To deal with the problem of floating garbage, Hong Kong launched diesel-fueled barges to patrol its harbor, picking up bottles, containers, and anything thrown into the water.

However, these barges are far from being sustainable: they burn fossil fuels, effectively polluting the bay while they clean up.

Sidhant Gupta thought automation and artificial intelligence could be the key to improving the process. In 2019, he co-founded ClearBot, a startup that manufactures self-driving, AI-powered boats for pollution recovery.

“In Hong Kong, there are about 80 boats constantly trying to fish trash out of the water,” Gupta tells RADII, adding, “ClearBot is much more cost-effective because it runs on electricity and requires no manpower.
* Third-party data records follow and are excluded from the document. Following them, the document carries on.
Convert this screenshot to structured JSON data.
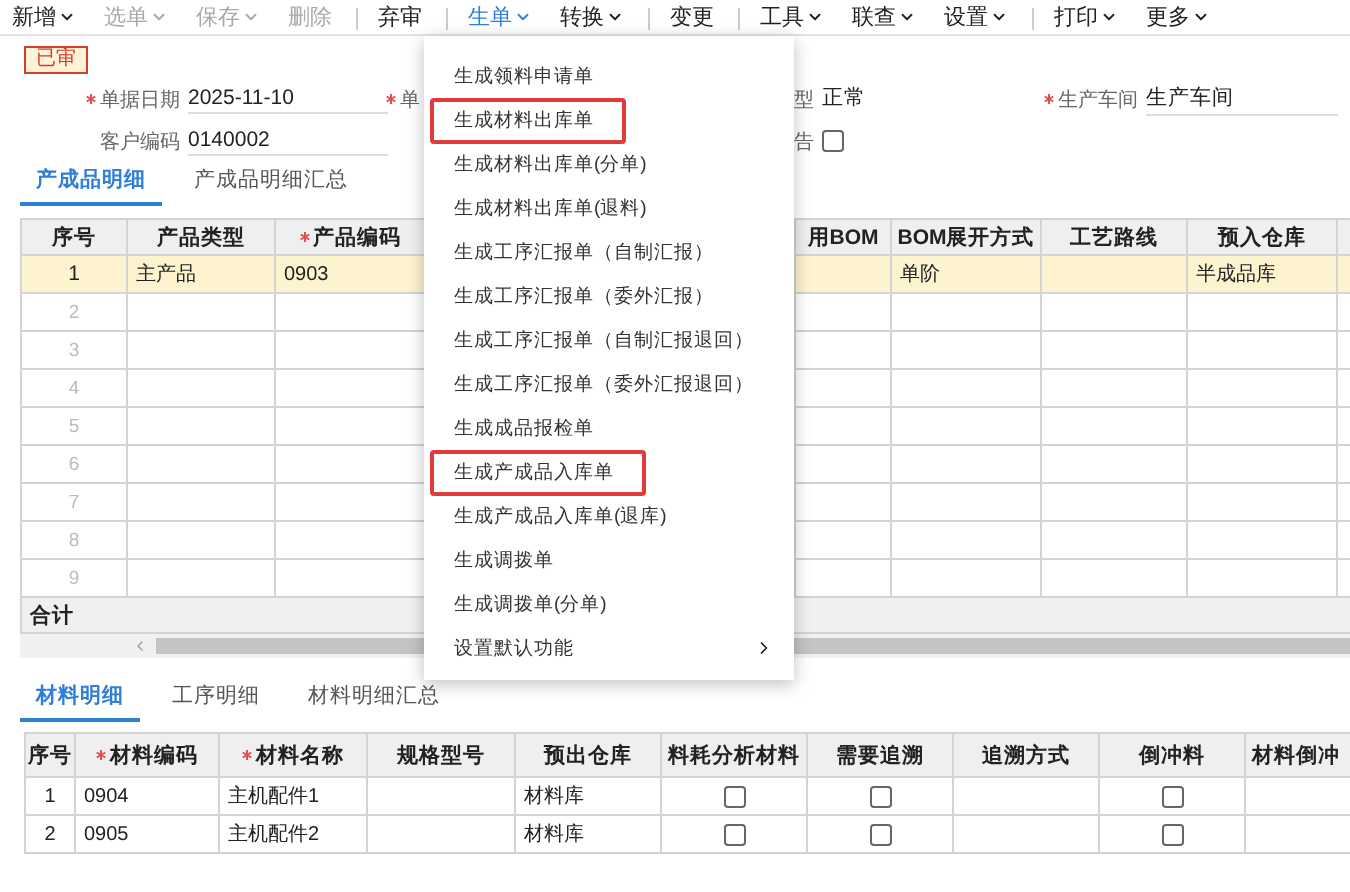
{
  "toolbar": [
    {
      "label": "新增",
      "caret": true,
      "disabled": false,
      "active": false,
      "divider_before": false
    },
    {
      "label": "选单",
      "caret": true,
      "disabled": true,
      "active": false,
      "divider_before": false
    },
    {
      "label": "保存",
      "caret": true,
      "disabled": true,
      "active": false,
      "divider_before": false
    },
    {
      "label": "删除",
      "caret": false,
      "disabled": true,
      "active": false,
      "divider_before": false
    },
    {
      "label": "弃审",
      "caret": false,
      "disabled": false,
      "active": false,
      "divider_before": true
    },
    {
      "label": "生单",
      "caret": true,
      "disabled": false,
      "active": true,
      "divider_before": true
    },
    {
      "label": "转换",
      "caret": true,
      "disabled": false,
      "active": false,
      "divider_before": false
    },
    {
      "label": "变更",
      "caret": false,
      "disabled": false,
      "active": false,
      "divider_before": true
    },
    {
      "label": "工具",
      "caret": true,
      "disabled": false,
      "active": false,
      "divider_before": true
    },
    {
      "label": "联查",
      "caret": true,
      "disabled": false,
      "active": false,
      "divider_before": false
    },
    {
      "label": "设置",
      "caret": true,
      "disabled": false,
      "active": false,
      "divider_before": false
    },
    {
      "label": "打印",
      "caret": true,
      "disabled": false,
      "active": false,
      "divider_before": true
    },
    {
      "label": "更多",
      "caret": true,
      "disabled": false,
      "active": false,
      "divider_before": false
    }
  ],
  "status_badge": "已审",
  "form": {
    "columns": [
      [
        {
          "kind": "text",
          "label": "单据日期",
          "required": true,
          "value": "2025-11-10"
        },
        {
          "kind": "text",
          "label": "客户编码",
          "required": false,
          "value": "0140002"
        }
      ],
      [
        {
          "kind": "text",
          "label": "单",
          "required": true
        }
      ],
      [
        {
          "kind": "text",
          "label": "型",
          "required": false,
          "value": "正常"
        },
        {
          "kind": "checkbox",
          "label": "告",
          "required": false,
          "checked": false
        }
      ],
      [
        {
          "kind": "text",
          "label": "生产车间",
          "required": true,
          "value": "生产车间"
        }
      ]
    ]
  },
  "product_tabs": [
    {
      "label": "产成品明细",
      "selected": true
    },
    {
      "label": "产成品明细汇总",
      "selected": false
    }
  ],
  "product_table": {
    "columns": [
      {
        "label": "序号",
        "required": false
      },
      {
        "label": "产品类型",
        "required": false
      },
      {
        "label": "产品编码",
        "required": true
      },
      {
        "label": "用BOM",
        "required": false
      },
      {
        "label": "BOM展开方式",
        "required": false
      },
      {
        "label": "工艺路线",
        "required": false
      },
      {
        "label": "预入仓库",
        "required": false
      }
    ],
    "rows": [
      {
        "cells": [
          "1",
          "主产品",
          "0903",
          null,
          "单阶",
          null,
          "半成品库"
        ],
        "selected": true
      },
      {
        "cells": [
          "2"
        ],
        "selected": false
      },
      {
        "cells": [
          "3"
        ],
        "selected": false
      },
      {
        "cells": [
          "4"
        ],
        "selected": false
      },
      {
        "cells": [
          "5"
        ],
        "selected": false
      },
      {
        "cells": [
          "6"
        ],
        "selected": false
      },
      {
        "cells": [
          "7"
        ],
        "selected": false
      },
      {
        "cells": [
          "8"
        ],
        "selected": false
      },
      {
        "cells": [
          "9"
        ],
        "selected": false
      }
    ],
    "total_label": "合计"
  },
  "menu": {
    "items": [
      {
        "label": "生成领料申请单",
        "highlighted": false,
        "submenu": false
      },
      {
        "label": "生成材料出库单",
        "highlighted": true,
        "submenu": false
      },
      {
        "label": "生成材料出库单(分单)",
        "highlighted": false,
        "submenu": false
      },
      {
        "label": "生成材料出库单(退料)",
        "highlighted": false,
        "submenu": false
      },
      {
        "label": "生成工序汇报单（自制汇报）",
        "highlighted": false,
        "submenu": false
      },
      {
        "label": "生成工序汇报单（委外汇报）",
        "highlighted": false,
        "submenu": false
      },
      {
        "label": "生成工序汇报单（自制汇报退回）",
        "highlighted": false,
        "submenu": false
      },
      {
        "label": "生成工序汇报单（委外汇报退回）",
        "highlighted": false,
        "submenu": false
      },
      {
        "label": "生成成品报检单",
        "highlighted": false,
        "submenu": false
      },
      {
        "label": "生成产成品入库单",
        "highlighted": true,
        "submenu": false
      },
      {
        "label": "生成产成品入库单(退库)",
        "highlighted": false,
        "submenu": false
      },
      {
        "label": "生成调拨单",
        "highlighted": false,
        "submenu": false
      },
      {
        "label": "生成调拨单(分单)",
        "highlighted": false,
        "submenu": false
      },
      {
        "label": "设置默认功能",
        "highlighted": false,
        "submenu": true
      }
    ]
  },
  "material_tabs": [
    {
      "label": "材料明细",
      "selected": true
    },
    {
      "label": "工序明细",
      "selected": false
    },
    {
      "label": "材料明细汇总",
      "selected": false
    }
  ],
  "material_table": {
    "columns": [
      {
        "label": "序号",
        "required": false,
        "kind": "text"
      },
      {
        "label": "材料编码",
        "required": true,
        "kind": "text"
      },
      {
        "label": "材料名称",
        "required": true,
        "kind": "text"
      },
      {
        "label": "规格型号",
        "required": false,
        "kind": "text"
      },
      {
        "label": "预出仓库",
        "required": false,
        "kind": "text"
      },
      {
        "label": "料耗分析材料",
        "required": false,
        "kind": "check"
      },
      {
        "label": "需要追溯",
        "required": false,
        "kind": "check"
      },
      {
        "label": "追溯方式",
        "required": false,
        "kind": "text"
      },
      {
        "label": "倒冲料",
        "required": false,
        "kind": "check"
      },
      {
        "label": "材料倒冲",
        "required": false,
        "kind": "text"
      }
    ],
    "rows": [
      {
        "cells": [
          "1",
          "0904",
          "主机配件1",
          null,
          "材料库",
          false,
          false,
          null,
          false,
          null
        ]
      },
      {
        "cells": [
          "2",
          "0905",
          "主机配件2",
          null,
          "材料库",
          false,
          false,
          null,
          false,
          null
        ]
      }
    ]
  }
}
We are actually cutting the cost while decreasing the environmental impact.”

The bots developed by Gupta and his team are an outstanding example of innovative technology serving purposes in support of environmental stewardship. “With artificial intelligence, we are able to identify different objects in the water, then our boat zigzags across the area and collects all the waste,” he explains.

Gupta hopes the data collected through AI can benefit governments and companies dealing with plastic pollution in the ocean and that ClearBot will scale up and be implemented by institutions worldwide.

At the same time, he has grown increasingly aware that the plastic problem needs to be solved at its root: “The more we do cleanup work, the more data we gather from our machines. What we learned is that to solve the ecological problem, we have to control the materials at the source.”